Phyto-inspired and scalable approach for the synthesis of PdO-2Mn2O3: a nano-material for application in water splitting electro-catalysis.

A modified co-precipitation method has been used for the synthesis of a PdO-2Mn2O3 nanocomposite as an efficient electrode material for the electro-catalytic oxygen evolution (OER) and hydrogen evolution reaction (HER). Palladium acetate and manganese acetate in molar ratio 1 : 4 were dissolved in water, and 10 ml of an aqueous solution of phyto-compounds was slowly added until completion of precipitation. The filtered and dried precipitates were then calcined at 450 °C to obtain a blackish brown colored mixture of PdO-2Mn2O3 nanocomposite.
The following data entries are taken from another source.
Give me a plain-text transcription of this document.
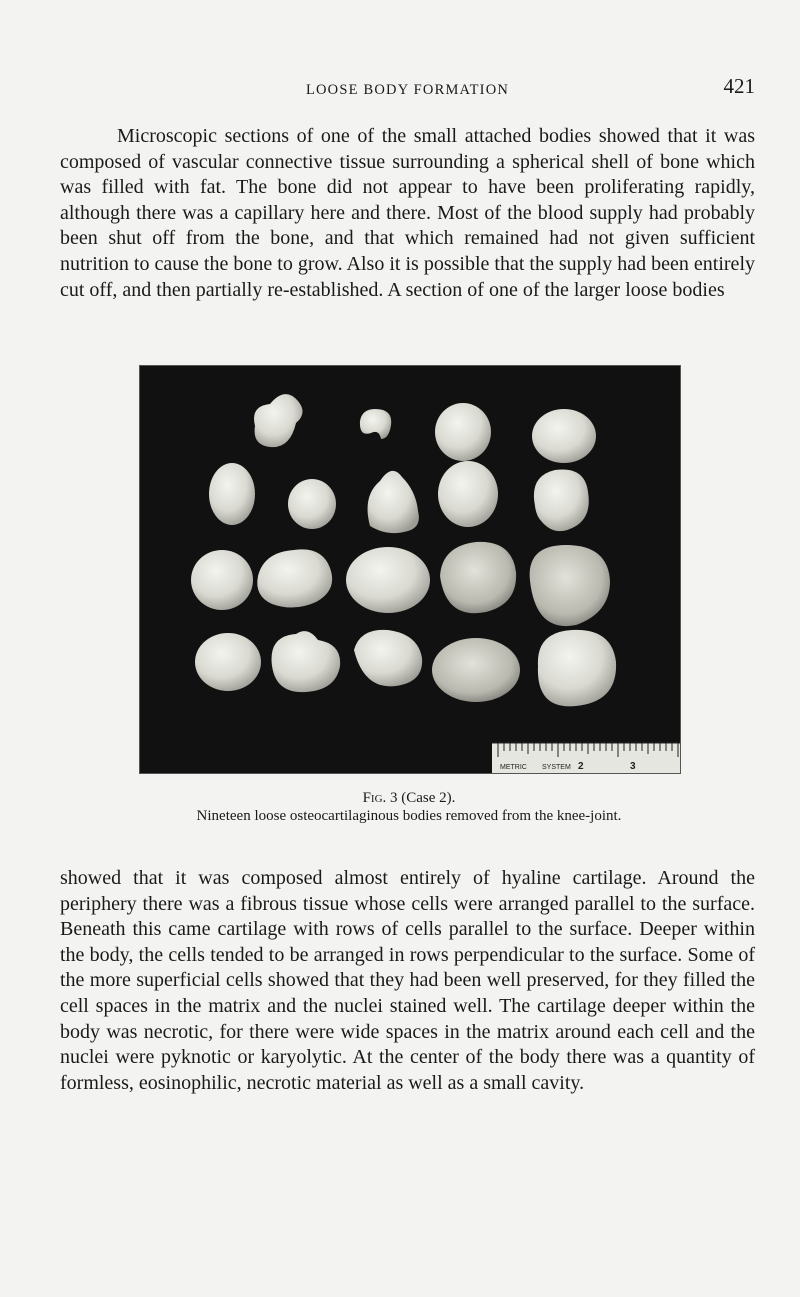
LOOSE BODY FORMATION	421

Microscopic sections of one of the small attached bodies showed that it was composed of vascular connective tissue surrounding a spherical shell of bone which was filled with fat. The bone did not appear to have been proliferating rapidly, although there was a capillary here and there. Most of the blood supply had probably been shut off from the bone, and that which remained had not given sufficient nutrition to cause the bone to grow. Also it is possible that the supply had been entirely cut off, and then partially re-established. A section of one of the larger loose bodies

METRIC SYSTEM 2	3
Fig. 3 (Case 2).
Nineteen loose osteocartilaginous bodies removed from the knee-joint.

showed that it was composed almost entirely of hyaline cartilage. Around the periphery there was a fibrous tissue whose cells were arranged parallel to the surface. Beneath this came cartilage with rows of cells parallel to the surface. Deeper within the body, the cells tended to be arranged in rows perpendicular to the surface. Some of the more superficial cells showed that they had been well preserved, for they filled the cell spaces in the matrix and the nuclei stained well. The cartilage deeper within the body was necrotic, for there were wide spaces in the matrix around each cell and the nuclei were pyknotic or karyolytic. At the center of the body there was a quantity of formless, eosinophilic, necrotic material as well as a small cavity.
These particles were analyzed by ultra violet visible spectrophotometry (UV-vis), infrared spectroscopy (FTIR), powder X-ray diffractometry (XRD), scanning electron microscopy (FE-SEM), energy dispersive X-ray spectroscopy (EDX) and X-ray photoelectron spectroscopy (XPS) for crystallinity, optical properties, and compositional and morphological makeup. Using Tauc's plot, the direct band gap (3.18 eV) was calculated from the absorption spectra. The average crystallite sizes, as calculated from the XRD, were found to be 15 and 14.55 nm for PdO and Mn2O3, respectively. A slurry of the phyto-fabricated PdO-2Mn2O3 powder was deposited on Ni-foam and tested for electro-catalytic water splitting studies in 1 M KOH solution. The electrode showed excellent OER and HER performance with low over-potential (0.35 V and 121 mV) and Tafel slopes of 115 mV dec-1 and 219 mV dec-1, respectively. The outcomes obtained from this study provide a direction for the fabrication of a cost-effective mixed metal oxide based electro-catalyst via an environmentally benign synthesis approach for the generation of clean energy.